Mein Kiefer klappte sofort herunter, aber ich fing mich schnell wieder. Ich wusste nicht, was mich mehr schockierte – ihr beiläufiger Ton oder die absurde Forderung, die sie an mich stellte. Ich sah zu, wie das Grinsen auf ihren Lippen noch breiter wurde.

„Du wirst doch alles tun, oder?“

Sie fragte es erneut und behielt dabei ihren ruhigen Ton bei. Sie ging gelassen zu ihrem Stuhl und setzte sich hinter ihren großen Schreibtisch, der voller Papierkram war.

„Ja… ja.“

Ich murmelte zögernd, während mein Blick auf ihr ruhte und ich die nächsten Worte fürchtete, die aus ihrem Mund kommen würden.

„Dann wirst du tun, was ich gerade gesagt habe, oder du wirst deinen Job verlieren.“

Sie nahm ein Blatt Papier und einen Stift und begann, einige Worte darauf zu kritzeln.

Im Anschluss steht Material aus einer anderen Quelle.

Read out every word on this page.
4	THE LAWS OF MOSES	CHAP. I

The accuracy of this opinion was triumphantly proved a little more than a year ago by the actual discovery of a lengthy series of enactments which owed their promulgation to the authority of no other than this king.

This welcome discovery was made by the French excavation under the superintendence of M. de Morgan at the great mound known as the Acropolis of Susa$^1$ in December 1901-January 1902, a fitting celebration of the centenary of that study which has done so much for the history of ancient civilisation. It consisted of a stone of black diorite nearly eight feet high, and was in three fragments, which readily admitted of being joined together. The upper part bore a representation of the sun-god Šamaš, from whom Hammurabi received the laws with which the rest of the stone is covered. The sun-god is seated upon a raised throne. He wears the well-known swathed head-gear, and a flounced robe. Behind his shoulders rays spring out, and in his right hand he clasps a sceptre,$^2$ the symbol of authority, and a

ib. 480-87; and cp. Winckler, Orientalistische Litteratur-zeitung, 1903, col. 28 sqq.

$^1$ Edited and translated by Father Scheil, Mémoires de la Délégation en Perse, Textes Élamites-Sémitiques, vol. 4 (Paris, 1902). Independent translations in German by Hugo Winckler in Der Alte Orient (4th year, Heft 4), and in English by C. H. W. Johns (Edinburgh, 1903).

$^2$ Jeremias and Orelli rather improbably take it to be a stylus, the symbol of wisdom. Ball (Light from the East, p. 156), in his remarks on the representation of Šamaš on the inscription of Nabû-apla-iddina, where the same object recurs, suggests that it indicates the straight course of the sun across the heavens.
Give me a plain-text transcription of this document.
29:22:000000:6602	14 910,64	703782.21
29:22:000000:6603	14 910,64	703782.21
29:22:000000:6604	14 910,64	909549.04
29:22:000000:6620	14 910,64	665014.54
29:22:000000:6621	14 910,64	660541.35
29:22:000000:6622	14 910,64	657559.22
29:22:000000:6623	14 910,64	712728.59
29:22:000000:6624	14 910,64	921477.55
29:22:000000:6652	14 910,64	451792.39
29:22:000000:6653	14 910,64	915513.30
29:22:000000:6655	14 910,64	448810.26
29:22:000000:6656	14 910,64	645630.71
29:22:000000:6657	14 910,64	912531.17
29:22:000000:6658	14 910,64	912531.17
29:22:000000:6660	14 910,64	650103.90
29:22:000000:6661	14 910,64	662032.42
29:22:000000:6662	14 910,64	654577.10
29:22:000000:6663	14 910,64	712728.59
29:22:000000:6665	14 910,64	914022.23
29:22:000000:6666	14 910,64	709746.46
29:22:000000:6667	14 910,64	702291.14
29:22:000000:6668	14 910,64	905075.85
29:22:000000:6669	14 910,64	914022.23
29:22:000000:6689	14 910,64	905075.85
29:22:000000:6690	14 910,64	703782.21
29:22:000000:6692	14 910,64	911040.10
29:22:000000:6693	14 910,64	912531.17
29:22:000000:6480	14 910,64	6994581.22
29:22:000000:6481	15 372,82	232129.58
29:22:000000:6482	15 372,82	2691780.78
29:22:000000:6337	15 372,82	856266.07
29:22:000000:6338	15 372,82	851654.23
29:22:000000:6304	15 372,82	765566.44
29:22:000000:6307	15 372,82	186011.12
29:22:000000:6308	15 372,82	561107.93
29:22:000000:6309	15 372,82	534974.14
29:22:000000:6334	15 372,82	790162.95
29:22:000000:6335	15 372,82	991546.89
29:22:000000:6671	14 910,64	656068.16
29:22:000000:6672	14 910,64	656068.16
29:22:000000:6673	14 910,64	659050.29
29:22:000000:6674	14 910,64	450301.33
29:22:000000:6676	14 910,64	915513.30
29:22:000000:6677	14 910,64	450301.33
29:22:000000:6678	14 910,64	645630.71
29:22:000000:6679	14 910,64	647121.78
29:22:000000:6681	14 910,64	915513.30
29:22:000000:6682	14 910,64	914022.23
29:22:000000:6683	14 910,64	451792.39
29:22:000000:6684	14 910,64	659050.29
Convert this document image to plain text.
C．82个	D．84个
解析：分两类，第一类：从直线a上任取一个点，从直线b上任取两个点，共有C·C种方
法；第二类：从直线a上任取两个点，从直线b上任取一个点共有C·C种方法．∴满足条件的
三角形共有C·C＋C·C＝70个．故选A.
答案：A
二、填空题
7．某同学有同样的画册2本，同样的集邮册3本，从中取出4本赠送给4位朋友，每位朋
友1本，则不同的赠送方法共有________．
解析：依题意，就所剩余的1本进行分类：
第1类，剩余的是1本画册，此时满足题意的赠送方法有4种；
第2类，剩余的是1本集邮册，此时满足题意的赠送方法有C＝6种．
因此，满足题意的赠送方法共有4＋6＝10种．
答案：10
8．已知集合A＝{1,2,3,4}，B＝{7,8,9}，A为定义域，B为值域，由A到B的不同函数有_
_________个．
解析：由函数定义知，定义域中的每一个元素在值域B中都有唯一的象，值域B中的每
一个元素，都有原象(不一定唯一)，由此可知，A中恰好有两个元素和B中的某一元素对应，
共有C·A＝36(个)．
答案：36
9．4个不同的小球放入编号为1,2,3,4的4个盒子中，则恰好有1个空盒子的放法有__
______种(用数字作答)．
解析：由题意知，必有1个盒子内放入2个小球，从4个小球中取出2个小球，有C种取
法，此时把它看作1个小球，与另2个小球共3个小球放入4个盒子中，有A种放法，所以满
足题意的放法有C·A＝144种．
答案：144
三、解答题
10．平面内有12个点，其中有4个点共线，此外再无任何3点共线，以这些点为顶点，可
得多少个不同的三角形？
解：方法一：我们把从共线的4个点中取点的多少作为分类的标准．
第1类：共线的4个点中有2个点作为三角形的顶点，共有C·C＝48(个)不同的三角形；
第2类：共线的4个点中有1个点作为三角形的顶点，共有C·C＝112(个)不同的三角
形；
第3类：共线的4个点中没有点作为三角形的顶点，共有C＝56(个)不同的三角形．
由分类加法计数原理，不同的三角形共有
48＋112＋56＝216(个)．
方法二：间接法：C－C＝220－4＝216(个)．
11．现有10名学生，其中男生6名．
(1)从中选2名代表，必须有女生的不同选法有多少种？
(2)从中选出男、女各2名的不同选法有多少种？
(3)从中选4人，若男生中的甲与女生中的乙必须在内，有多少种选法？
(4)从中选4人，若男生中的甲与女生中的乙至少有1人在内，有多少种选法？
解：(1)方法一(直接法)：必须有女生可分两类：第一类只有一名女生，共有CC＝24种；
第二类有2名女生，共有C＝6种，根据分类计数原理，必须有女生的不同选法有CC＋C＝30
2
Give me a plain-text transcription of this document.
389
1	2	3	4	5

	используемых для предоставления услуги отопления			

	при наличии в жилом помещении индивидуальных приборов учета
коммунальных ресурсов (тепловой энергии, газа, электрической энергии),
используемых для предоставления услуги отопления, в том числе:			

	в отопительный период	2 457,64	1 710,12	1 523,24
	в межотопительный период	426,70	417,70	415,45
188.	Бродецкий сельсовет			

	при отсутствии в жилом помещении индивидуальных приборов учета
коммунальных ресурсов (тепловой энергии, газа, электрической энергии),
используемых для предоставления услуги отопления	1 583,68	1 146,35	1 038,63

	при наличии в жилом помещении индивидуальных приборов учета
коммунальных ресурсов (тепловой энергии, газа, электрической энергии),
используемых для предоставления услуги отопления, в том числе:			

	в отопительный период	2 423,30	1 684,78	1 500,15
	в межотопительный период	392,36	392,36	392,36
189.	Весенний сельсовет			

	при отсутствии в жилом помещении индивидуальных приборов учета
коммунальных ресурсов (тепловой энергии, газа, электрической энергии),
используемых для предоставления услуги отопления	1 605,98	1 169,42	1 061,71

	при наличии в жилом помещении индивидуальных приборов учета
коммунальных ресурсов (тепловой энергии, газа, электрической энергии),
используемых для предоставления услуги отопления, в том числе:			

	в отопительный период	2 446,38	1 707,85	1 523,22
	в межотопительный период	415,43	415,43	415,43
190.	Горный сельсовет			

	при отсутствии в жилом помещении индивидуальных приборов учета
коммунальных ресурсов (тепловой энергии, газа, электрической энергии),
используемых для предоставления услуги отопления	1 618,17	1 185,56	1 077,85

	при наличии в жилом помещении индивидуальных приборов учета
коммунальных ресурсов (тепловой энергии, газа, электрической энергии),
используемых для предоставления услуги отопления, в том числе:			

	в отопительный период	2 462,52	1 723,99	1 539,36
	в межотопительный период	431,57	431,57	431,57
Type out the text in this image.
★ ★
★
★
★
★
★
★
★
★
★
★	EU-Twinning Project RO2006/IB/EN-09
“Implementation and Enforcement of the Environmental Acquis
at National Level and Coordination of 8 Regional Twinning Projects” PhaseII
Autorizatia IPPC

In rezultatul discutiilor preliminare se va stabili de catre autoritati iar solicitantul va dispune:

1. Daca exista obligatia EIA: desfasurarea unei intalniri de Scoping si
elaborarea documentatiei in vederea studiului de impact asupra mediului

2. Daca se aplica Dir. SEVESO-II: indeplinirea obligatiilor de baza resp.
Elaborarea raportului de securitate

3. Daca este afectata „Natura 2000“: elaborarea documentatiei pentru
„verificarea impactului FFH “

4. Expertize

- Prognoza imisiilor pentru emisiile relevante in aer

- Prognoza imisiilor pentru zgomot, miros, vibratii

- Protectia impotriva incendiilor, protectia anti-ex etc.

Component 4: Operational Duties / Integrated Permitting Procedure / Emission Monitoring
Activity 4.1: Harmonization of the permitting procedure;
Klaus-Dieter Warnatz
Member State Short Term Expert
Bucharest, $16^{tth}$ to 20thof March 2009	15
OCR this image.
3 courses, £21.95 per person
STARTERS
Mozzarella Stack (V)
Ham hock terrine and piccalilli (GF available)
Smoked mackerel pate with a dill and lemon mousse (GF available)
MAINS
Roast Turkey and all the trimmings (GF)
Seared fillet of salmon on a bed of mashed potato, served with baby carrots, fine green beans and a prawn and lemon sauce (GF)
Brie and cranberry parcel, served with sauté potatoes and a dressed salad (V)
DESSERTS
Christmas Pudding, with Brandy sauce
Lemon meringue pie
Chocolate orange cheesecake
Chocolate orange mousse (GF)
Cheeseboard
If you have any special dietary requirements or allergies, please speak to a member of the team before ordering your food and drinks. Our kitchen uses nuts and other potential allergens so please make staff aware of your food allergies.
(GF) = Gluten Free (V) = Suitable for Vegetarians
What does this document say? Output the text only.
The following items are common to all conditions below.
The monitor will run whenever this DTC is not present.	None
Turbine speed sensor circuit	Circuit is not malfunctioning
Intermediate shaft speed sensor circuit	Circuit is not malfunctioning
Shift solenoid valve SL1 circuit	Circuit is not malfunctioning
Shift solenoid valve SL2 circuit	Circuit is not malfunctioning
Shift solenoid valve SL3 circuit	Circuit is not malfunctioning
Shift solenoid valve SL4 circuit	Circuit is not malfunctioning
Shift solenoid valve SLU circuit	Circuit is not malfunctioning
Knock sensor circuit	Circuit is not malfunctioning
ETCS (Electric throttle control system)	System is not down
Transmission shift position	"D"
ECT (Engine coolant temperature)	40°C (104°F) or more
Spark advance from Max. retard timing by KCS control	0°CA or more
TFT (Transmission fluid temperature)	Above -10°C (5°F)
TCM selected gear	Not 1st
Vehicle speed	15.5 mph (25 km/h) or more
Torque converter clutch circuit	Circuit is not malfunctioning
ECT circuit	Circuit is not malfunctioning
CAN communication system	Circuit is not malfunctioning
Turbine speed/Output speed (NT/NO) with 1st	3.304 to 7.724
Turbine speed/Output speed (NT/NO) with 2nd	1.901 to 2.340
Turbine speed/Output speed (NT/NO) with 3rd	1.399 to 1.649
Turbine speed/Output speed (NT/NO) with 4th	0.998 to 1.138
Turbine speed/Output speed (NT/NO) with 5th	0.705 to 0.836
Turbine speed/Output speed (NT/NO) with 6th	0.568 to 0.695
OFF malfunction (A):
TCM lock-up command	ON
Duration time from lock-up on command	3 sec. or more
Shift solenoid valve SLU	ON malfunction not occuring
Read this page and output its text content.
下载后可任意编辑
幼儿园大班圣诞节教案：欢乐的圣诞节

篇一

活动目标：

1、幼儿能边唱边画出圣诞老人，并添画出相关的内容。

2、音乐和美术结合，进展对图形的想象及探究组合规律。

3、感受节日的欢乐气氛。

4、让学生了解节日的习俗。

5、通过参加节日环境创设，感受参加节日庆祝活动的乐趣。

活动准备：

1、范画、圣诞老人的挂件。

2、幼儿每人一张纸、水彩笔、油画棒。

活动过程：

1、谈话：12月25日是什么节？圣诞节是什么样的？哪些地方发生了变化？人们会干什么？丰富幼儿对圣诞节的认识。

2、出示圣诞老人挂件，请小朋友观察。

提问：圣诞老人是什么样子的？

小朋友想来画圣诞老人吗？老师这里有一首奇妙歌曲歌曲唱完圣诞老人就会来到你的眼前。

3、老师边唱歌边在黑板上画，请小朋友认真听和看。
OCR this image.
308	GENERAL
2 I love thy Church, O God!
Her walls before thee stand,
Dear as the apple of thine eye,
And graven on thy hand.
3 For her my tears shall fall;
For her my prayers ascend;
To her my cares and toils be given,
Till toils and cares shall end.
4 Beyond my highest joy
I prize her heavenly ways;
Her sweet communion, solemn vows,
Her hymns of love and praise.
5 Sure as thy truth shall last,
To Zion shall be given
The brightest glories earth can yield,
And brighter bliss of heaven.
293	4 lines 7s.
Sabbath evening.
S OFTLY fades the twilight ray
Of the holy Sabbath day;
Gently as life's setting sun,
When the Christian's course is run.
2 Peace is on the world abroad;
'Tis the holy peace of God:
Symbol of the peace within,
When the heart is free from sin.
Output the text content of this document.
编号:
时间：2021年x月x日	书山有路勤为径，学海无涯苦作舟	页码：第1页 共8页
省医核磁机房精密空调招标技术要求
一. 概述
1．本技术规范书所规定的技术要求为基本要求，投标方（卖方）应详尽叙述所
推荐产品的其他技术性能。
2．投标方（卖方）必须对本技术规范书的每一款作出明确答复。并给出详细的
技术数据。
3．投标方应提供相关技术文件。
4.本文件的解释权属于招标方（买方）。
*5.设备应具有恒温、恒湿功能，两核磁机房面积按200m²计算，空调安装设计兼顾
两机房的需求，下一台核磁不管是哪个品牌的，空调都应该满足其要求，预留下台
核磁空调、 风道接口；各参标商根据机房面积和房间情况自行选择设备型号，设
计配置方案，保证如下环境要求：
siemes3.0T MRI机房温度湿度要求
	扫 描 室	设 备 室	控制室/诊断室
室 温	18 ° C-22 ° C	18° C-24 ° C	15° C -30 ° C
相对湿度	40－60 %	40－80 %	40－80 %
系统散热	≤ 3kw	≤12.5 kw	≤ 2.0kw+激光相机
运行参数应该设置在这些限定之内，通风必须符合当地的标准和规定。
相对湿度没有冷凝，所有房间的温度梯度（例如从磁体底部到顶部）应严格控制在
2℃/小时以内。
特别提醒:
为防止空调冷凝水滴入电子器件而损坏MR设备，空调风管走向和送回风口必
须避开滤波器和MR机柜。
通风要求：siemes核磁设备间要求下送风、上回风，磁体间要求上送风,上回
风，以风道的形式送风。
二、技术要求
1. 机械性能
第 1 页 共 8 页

„Wenn du dich dafür entscheidest, es zu tun, erscheinst du am Montagmorgen genau eine Woche von heute an unter dieser Adresse“, sie schob mir das Papier zu. „Aber wenn du es nicht tust, zeigst du dich hier nie wieder, sonst werde ich dafür sorgen, dass du zusammengeschlagen wirst.“

Ich rappelte mich auf und ging zu ihrem Schreibtisch, um das kleine Stück Papier zu nehmen, das sie mir hinhielt. Es war ihre Adresse. Ich wusste das, weil ich zuvor einige Pakete zu ihrer Haustür gebracht hatte. Ich wusste auch, dass sie es ernst meinte, als sie sagte, dass sie mich zusammenschlagen lassen würde. Sie hatte es schon einmal getan.

„Und jetzt raus.“

Sie spuckte die Worte förmlich aus. Ich drehte mich um und begann langsam, ihr Büro zu verlassen.

„Noch etwas, Raya“, hörte ich sie sagen.

Ich drehte mich langsam um und traf auf ihren drohenden Blick.

„Wenn irgendjemand von unserer kleinen Vereinbarung erfährt, werde ich dafür sorgen, dass du es bereust.“

Frauen sollten warmherzige, liebevolle Wesen sein, aber diese Frau – sie war das Böse in Person.

Zu fassungslos, um zu sprechen, nickte ich still mit dem Kopf und drehte mich um, um zu gehen.

„Sag June, sie soll hereinkommen“, hallte ihr unfreundlicher Ton erneut durch die Luft.

„Ich brauche einen Kleidungswechsel.“

Sie murmelte gereizt vor sich hin, kurz bevor ich durch die Tür ging. Ich sah noch einmal auf das Stück Papier in meinen Händen und stieß einen leisen Seufzer aus.

Das musste ein sehr schlimmer Traum sein.